Cuando se consideran todas las potencias de Colombia, y claro, de sus habitantes, se suele plantear unos supuestos idílicos que tendrían al país en una situación de real prosperidad para todos.
¿Qué sería de esta nación si no hubiera guerrilla, por ejemplo? ¿Cuán lejos llegaría su economía y qué lugar ocuparía en el mundo, si todos sus procesos contractuales, y los más simples actos de su cotidianidad, no pagaran el peaje infame de la corrupción? ¿Qué tan distinta sería la vida de tantas comunidades si no existiera esta geografía feroz, sobre la que ensaña la crueldad del invierno?
Por ese mismo tamiz de los ideales pasan la ausencia de paramilitares y bacrim. La organización eficiente del Estado y que el papeleo no se erigiera como un tormento diario para el ciudadano y su tiempo y su bolsillo. Y tantas y tantas conjeturas felices, que desearían quitarle al país desde los vicios de su idiosincrasia hasta las pestes de la gestión sórdida.
Pero hay un planteamiento que se suele evadir: ¿cómo sería Colombia si no tuviera política, esta “política”, si pudiera vivir un solo día sin su clase política que es la élite que controla el Estado?

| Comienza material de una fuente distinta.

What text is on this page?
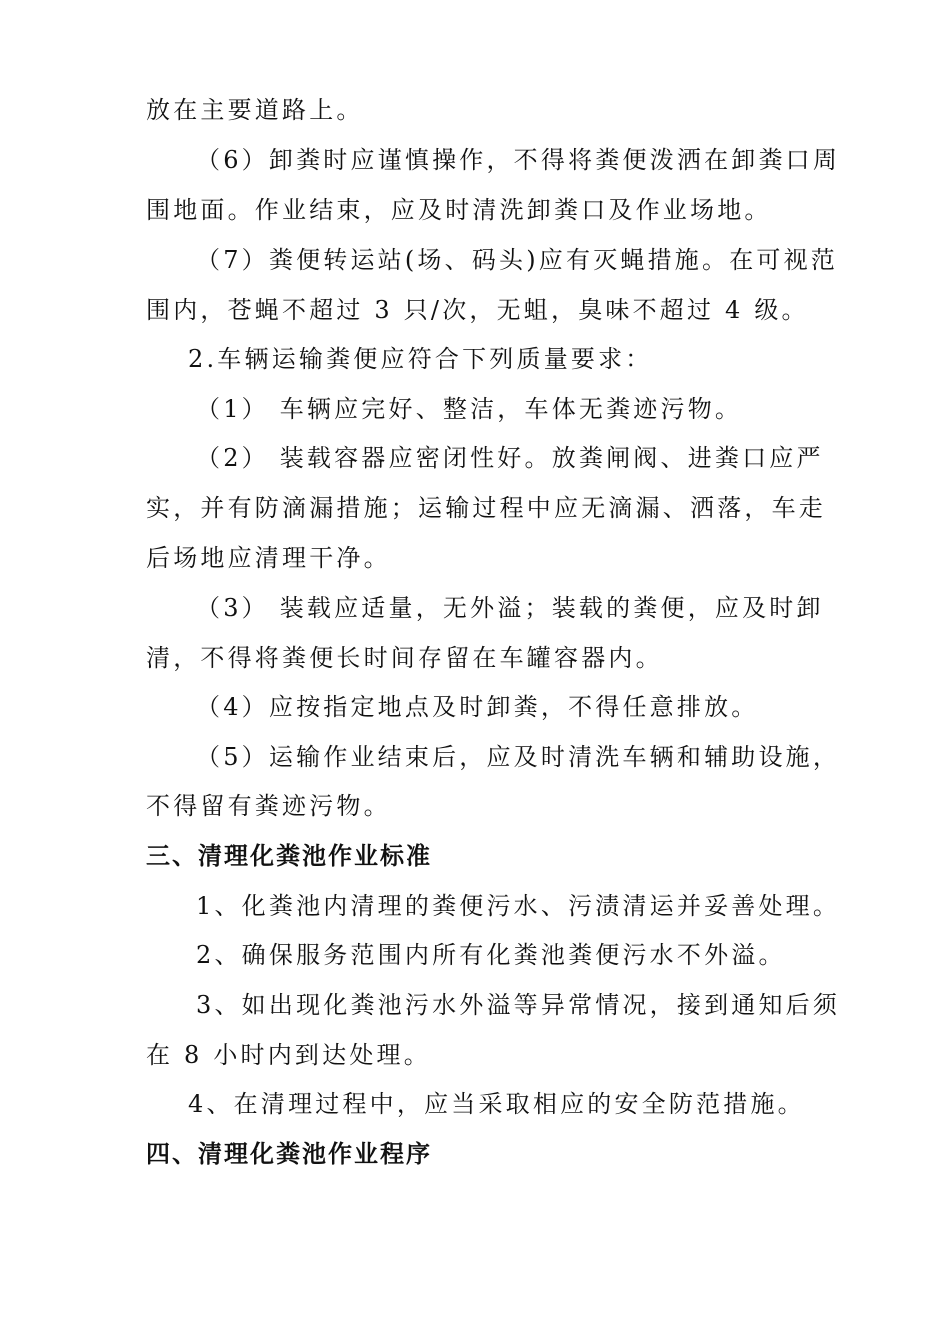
放在主要道路上。
（6）卸粪时应谨慎操作，不得将粪便泼洒在卸粪口周
围地面。作业结束，应及时清洗卸粪口及作业场地。
（7）粪便转运站(场、码头)应有灭蝇措施。在可视范
围内，苍蝇不超过 3 只/次，无蛆，臭味不超过 4 级。
2.车辆运输粪便应符合下列质量要求：
（1） 车辆应完好、整洁，车体无粪迹污物。
（2） 装载容器应密闭性好。放粪闸阀、进粪口应严
实，并有防滴漏措施；运输过程中应无滴漏、洒落，车走
后场地应清理干净。
（3） 装载应适量，无外溢；装载的粪便，应及时卸
清，不得将粪便长时间存留在车罐容器内。
（4）应按指定地点及时卸粪，不得任意排放。
（5）运输作业结束后，应及时清洗车辆和辅助设施，
不得留有粪迹污物。
三、清理化粪池作业标准
1、化粪池内清理的粪便污水、污渍清运并妥善处理。
2、确保服务范围内所有化粪池粪便污水不外溢。
3、如出现化粪池污水外溢等异常情况，接到通知后须
在 8 小时内到达处理。
4、在清理过程中，应当采取相应的安全防范措施。
四、清理化粪池作业程序
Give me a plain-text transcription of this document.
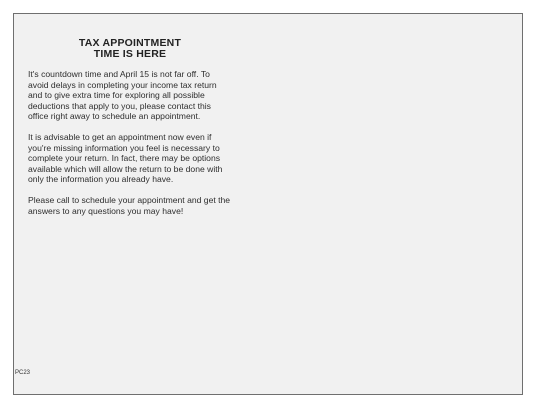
TAX APPOINTMENT
TIME IS HERE

It's countdown time and April 15 is not far off. To avoid delays in completing your income tax return and to give extra time for exploring all possible deductions that apply to you, please contact this office right away to schedule an appointment.

It is advisable to get an appointment now even if you're missing information you feel is necessary to complete your return. In fact, there may be options available which will allow the return to be done with only the information you already have.

Please call to schedule your appointment and get the answers to any questions you may have!

PC23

Como señaló Alberto Casas en su más reciente columna de la revista Bocas, “difícil una actividad más desacreditada”. Por la vía de las encuestas y de sus comentarios diarios, la gente repudia a los partidos políticos; deplora la existencia de los personajes “políticos” a los que siempre asocia a la corrupción; y asume como una desgracia patria su existencia cancerígena.
La política nuestra se define en el diccionario de las ciencias ocultas. Los partidos políticos agonizan estragados por el veneno de los intereses particulares. Un hombre como Enrique Peñalosa debe declararse “cadáver político”, difunto en la mañosa vida política nacional. Los jóvenes no quieren saber nada de esa política, ni de esos “políticos”, más empeñados en puntear los sondeos de popularidad, que en tomar las decisiones de interés público que necesitan el Estado, los departamentos, los municipios, una nueva sociedad del siglo XXI, la derrota de la adversidad.
Sin esa “política”, que hemos asumido, tristemente, como un karma o un destino manifiesto, en realidad sí tendríamos otro país. Más transparente, menos turbio, más eficiente y próspero. Con una agenda informativa diferente, donde “la cosa política” no fuera chiste ni chisme, ni el titular obligado de la primera página. Volverían a tener sentido las promesas, valor la verdad, entereza el compromiso y consistencia la palabra dada. Dejaría el ciudadano de sentir que mantiene con sus impuestos y contribuciones a una clase parásita, que medra en la sombra de las cuentas anónimas, del presupuesto escamoteado.
Pero también los políticos son conscientes de su propia decadencia. De su pérdida de estatus en el imaginario de la confianza y de la honradez. La elección del joven Simón Gaviria como Jefe Único del Partido Liberal busca exorcizar esa desgracia, lavar con una figura pulcra y sin antecedentes penales toda su mala imagen. Vestirse con otro traje para encarar el futuro.
¿Cómo sería Colombia si no tuviera política, si pudiera vivir un solo día sin su clase política que es la élite que controla el Estado? Interesante supuesto. Un ejercicio de esperanza que está lleno de deseos.